REPUBLIKA.CO.ID, JAKARTA -- Inflasi inti pada Desember 2019 mencapai 3,02 persen year on year (yoy). Angka itu menurun dibandingkan tahun sebelumnya yang 3,07 persen.
Menanggapi itu, Kamar Dagang dan Industri (Kadin) Indonesia menilai, inflasi inti turun karena pertumbuhan permintaan pasar domestik yang rendah. Hanya saja hal tersebut bukan satu-satunya alasan.
"Masih ada kontributor lain seperti rendahnya pertumbuhan investasi nasional. Ditambah turunnya profitability perusahaan karena ekonomi global yang lesu," ujar Wakil Ketua Umum Kadin Indonesia Bidang Hubungan Internasional Shinta Widjaja Kamdani kepada Republika.co.id, Jumat (3/1).
Dengan begitu, lanjutnya, tidak ada ekspansi pada konsumsi industri yang bersifat produktif. Termasuk tidak adanya ekspansi lapangan kerja yang mampu menciptakan trickle down effect terhadap tingkat daya beli dan konsumsi masyarakat dari sektor formal.
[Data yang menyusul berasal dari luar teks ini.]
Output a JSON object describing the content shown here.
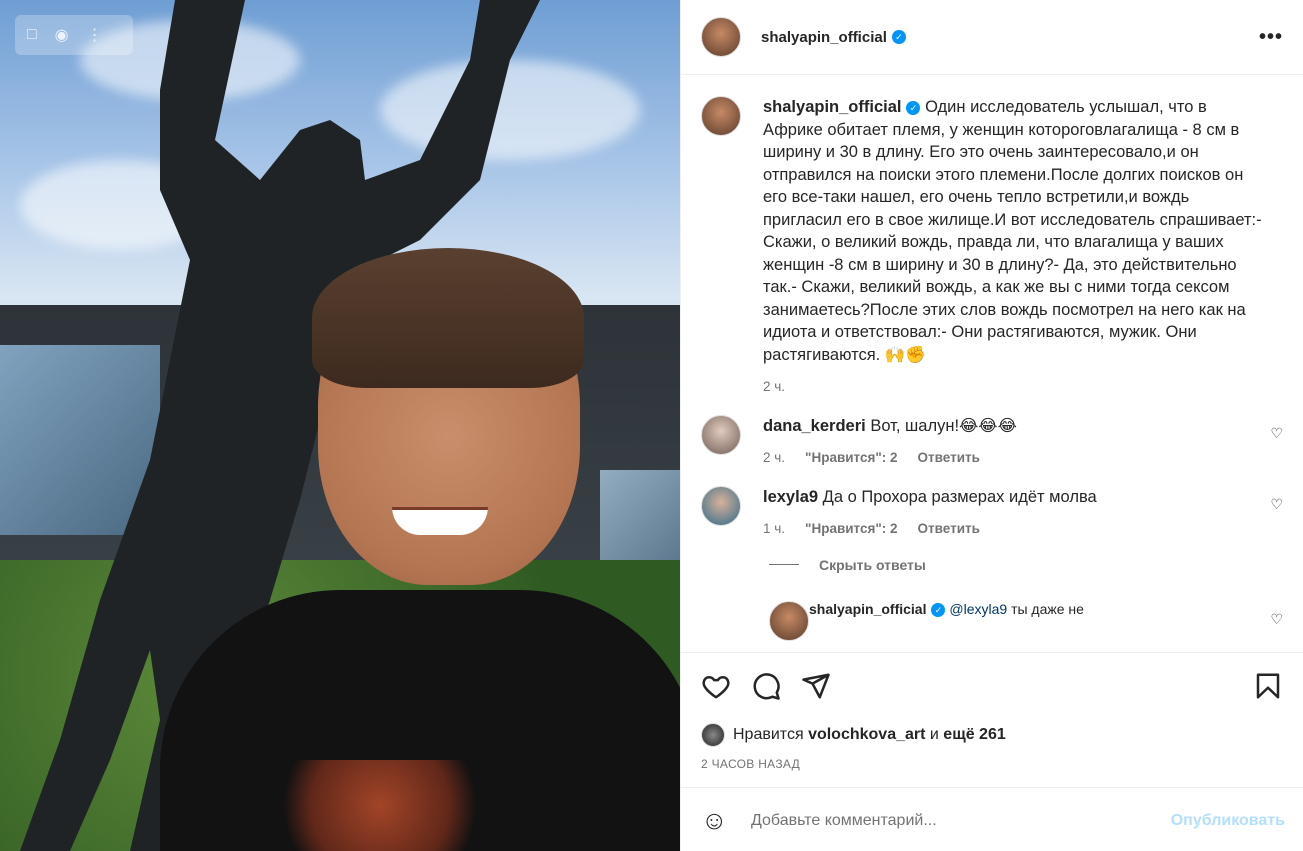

Sebagai informasi, secara keseluruhan, inflasi 2019 sebesar 2,72 persen yoy. Angka itu terendah sejak 1999.
Shinta menjelaskan, tingkat inflasi dipengaruhi pula oleh penguatan nilai tukar rupiah. "Depresiasi mata uang Cina yang menjadi sumber utama impor nasional untuk konsumsi maupun industri dan kebijakan nasional untuk menjaga stabilitas ekonomi makro sehingga yang terinsentifkan yakni stabilitas daripada growth," jelas Shinta.
Namun, menurut dia, seharusnya inflasi 2019 masih bisa ada di level tiga persen, tidak serendah di 2,7 persen. "Karena kami melihat konsumsi masyarakat masih baik sepanjang 2019 meskipun pertumbuhannya cenderung stagnan," kata Shinta.
Kadin memproyeksikan, inflasi pada 2020 ada di level tiga sampai empat persen. Tergantung seberapa jauh ekonomi dunia mengalami pemulihan dan seberapa jauh perubahan kebijakan nasional efektif memacu inbound investasi, mendorong efisiensi dan produktifitas industri, serta perluasan ekspor nasional di lapangan.
"Bila ketiga hal ini tidak terpacu karena perubahan kebijakan khususnya Omnibus Law. Maka akan sulit bagi Indonesia untuk mendorong pertumbuhan konsumsi nasional yang saat ini sudah stagnan," ujar dia.
Tanpa investasi, lapangan kerja dan efisiensi, serta produktifitas industri yang meningkat, jelas Shinta, tidak akan ada daya beli kuat bagi masyarakat maupun industri pada 2020. Jadi kenaikan BPJS tahun depan misalnya, hanya akan menciptakan risiko lebih banyak masyarakat yang menjadi uninsured atau socially vulnerable bukannya kenaikan pengeluaran atau konsumsi.
"Ini karena daya beli di 2020 tentu bisa mendukung kenaikan harga barang dan jasa yang kita butuhkan meski harganya naik di 2020. Maka pemerintah harus betul-betul berhati-hati dlm menyikapi fenomena ini. Kalau salah langkah kita bisa mengalami krisis ekonomi atau krisis sosial yg bisa meregresi pertumbuhan ekonomi nasional," jelas Shinta.